Ultimo aggiornamento  17 gennaio 2021 19:25

Bentley Val d'Isere, dalla Savoia al Brunei.

Edoardo Nastri ·

La storia della Bentley Val d’Isere nasce da tre desideri. Realizzare una vettura di grande lusso che potesse essere utilizzata su fondi a bassa aderenza in sicurezza e che avesse una capacità di carico quasi doppia rispetto alle tradizionali ammiraglie berline a tre volumi.

Detto, fatto. Nel 1989 il designer londinese Robert Jankel, fino a quel momento specializzato nella realizzazione di limousine e versioni speciali per i ricchi clienti della capitale inglese, famiglia reale compresa, ha un lampo di genio. Prende una Bentley Turbo R e la trasforma in familiare, riducendo lo sbalzo posteriore e aggiungendo un pezzo di carrozzeria in più.

11 esclusivissimi esemplari 

Spesso le vetture tradizionali se modificate nell’architettura dopo la loro produzione in serie sono sproporzionate o sgraziate, in questo caso invece Jankel è riuscito a mantenere proporzioni perfette e una certa esclusività data da dettagli come cromature o fascioni paracolpi neri. Piccoli trucchi che hanno avvicinato collezionisti e personaggi del jet set a questo modello esclusivo a cui è stato dato il nome di una vallata alla moda dell’alta Savoia: la Val d’Isere.

Prodotta in appena 11 esemplari, la Bentley Val d’Isere è stata consegnata in tutto il mondo. Oltre ai più classici avvistamenti londinesi, la vettura è stata vista anche a Singapore e New York. Diverse fonti inoltre sostengono che almeno uno degli esemplari, giallo con interni in pelle rossi, sia stato acquistato dal sultano del Brunei, notissimo appassionato e proprietario della collezione di auto più grande al mondo: 7mila auto per un valore di circa 7miliardi di dollari.

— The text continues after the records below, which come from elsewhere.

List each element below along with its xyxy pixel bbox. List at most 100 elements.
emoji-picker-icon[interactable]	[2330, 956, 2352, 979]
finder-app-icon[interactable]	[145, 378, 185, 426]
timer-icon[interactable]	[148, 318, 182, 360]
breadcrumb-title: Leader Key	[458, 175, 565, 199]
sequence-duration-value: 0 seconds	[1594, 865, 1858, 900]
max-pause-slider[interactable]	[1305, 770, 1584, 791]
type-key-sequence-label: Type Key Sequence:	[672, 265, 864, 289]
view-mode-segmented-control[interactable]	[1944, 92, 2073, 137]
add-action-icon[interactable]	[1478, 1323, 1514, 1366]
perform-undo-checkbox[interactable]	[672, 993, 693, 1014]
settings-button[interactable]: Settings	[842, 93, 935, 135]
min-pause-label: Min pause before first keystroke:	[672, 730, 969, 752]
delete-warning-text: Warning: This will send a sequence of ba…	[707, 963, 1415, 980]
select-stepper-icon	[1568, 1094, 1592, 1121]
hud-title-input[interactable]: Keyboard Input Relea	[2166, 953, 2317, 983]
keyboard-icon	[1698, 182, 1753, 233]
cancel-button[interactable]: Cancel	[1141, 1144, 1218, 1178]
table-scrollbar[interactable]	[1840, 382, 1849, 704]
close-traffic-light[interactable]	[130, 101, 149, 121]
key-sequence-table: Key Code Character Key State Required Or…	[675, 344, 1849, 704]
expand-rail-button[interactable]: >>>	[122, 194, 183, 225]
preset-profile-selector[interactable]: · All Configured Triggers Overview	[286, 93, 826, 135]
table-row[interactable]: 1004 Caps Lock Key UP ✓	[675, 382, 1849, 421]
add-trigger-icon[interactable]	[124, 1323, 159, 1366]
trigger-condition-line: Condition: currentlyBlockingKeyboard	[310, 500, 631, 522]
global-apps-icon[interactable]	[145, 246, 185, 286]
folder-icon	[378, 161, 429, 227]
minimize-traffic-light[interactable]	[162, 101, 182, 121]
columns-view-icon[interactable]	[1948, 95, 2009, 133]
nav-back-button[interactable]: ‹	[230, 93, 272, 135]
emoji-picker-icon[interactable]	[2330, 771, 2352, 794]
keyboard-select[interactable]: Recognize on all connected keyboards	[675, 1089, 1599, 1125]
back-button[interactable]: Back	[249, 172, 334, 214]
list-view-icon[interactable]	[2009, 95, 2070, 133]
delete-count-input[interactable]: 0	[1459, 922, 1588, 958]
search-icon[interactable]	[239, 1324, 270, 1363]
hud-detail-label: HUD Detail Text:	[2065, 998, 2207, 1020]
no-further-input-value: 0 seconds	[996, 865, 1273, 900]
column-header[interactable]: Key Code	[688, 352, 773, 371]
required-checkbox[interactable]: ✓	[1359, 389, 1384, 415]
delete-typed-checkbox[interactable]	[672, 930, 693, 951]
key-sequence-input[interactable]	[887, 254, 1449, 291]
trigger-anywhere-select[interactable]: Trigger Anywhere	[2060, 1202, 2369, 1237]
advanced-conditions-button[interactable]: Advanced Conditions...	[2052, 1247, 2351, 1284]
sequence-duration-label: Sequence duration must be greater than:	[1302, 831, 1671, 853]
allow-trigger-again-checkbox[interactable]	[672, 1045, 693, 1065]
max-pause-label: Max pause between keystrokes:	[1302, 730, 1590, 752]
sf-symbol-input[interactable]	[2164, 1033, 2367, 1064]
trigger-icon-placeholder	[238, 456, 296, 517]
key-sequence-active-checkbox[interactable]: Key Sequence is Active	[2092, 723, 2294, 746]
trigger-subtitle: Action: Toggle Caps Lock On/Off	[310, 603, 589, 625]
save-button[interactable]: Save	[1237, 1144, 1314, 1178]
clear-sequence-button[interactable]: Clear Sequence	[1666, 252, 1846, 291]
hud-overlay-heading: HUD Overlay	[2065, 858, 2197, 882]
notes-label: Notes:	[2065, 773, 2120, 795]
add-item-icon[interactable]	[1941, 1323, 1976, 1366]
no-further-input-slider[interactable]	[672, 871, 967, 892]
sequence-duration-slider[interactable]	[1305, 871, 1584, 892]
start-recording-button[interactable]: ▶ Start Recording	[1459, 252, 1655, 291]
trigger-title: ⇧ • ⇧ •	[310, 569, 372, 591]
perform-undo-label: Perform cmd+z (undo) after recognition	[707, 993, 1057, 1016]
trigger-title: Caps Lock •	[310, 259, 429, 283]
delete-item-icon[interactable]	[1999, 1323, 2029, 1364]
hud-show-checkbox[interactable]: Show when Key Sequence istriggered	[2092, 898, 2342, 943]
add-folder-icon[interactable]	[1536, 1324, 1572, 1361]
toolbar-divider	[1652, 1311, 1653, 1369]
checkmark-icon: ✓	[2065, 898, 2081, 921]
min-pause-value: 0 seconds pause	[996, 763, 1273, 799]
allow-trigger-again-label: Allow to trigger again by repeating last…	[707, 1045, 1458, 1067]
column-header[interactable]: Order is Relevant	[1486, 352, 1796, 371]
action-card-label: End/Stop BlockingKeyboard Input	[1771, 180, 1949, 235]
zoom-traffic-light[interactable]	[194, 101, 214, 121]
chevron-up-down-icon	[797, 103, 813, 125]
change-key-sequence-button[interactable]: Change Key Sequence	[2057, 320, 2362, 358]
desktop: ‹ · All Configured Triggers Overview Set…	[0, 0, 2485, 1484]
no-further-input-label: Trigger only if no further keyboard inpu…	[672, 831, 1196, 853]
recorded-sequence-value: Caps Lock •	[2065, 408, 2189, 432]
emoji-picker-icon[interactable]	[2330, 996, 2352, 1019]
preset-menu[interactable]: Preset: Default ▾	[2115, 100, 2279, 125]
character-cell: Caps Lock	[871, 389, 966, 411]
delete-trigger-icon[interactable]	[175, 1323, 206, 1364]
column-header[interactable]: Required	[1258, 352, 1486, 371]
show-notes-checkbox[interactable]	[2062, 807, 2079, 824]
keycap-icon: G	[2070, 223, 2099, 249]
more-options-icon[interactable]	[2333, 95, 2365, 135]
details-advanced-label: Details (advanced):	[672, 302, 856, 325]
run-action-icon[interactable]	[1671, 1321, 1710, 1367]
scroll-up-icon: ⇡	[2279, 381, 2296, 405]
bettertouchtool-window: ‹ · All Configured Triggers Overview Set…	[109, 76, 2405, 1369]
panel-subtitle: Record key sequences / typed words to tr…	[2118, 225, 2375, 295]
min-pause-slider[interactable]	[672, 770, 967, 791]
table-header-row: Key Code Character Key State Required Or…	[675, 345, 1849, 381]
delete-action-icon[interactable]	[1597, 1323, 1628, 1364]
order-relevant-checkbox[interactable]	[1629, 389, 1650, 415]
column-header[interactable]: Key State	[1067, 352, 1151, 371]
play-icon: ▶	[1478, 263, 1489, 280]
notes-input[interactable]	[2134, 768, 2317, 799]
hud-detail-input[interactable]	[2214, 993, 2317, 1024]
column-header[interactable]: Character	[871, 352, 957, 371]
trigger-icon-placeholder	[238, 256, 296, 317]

Costruita fino al 1992, la Bentley Val d’Isere poteva contare sul 6,75 litri V8 turbo benzina da 390 cavalli e su un sistema sofisticato, per la verità non molto pratico, di trazione integrale. La trazione sulle quattro ruote infatti era garantita esclusivamente a basse velocita, fino a 50 chilometri orari: le ruote posteriori hanno conservato lo schema tradizionale a trazione posteriore della Turbo R, mentre quelle anteriori erano mosse da un meccanismo idraulico attivabile selezionando le marce ridotte.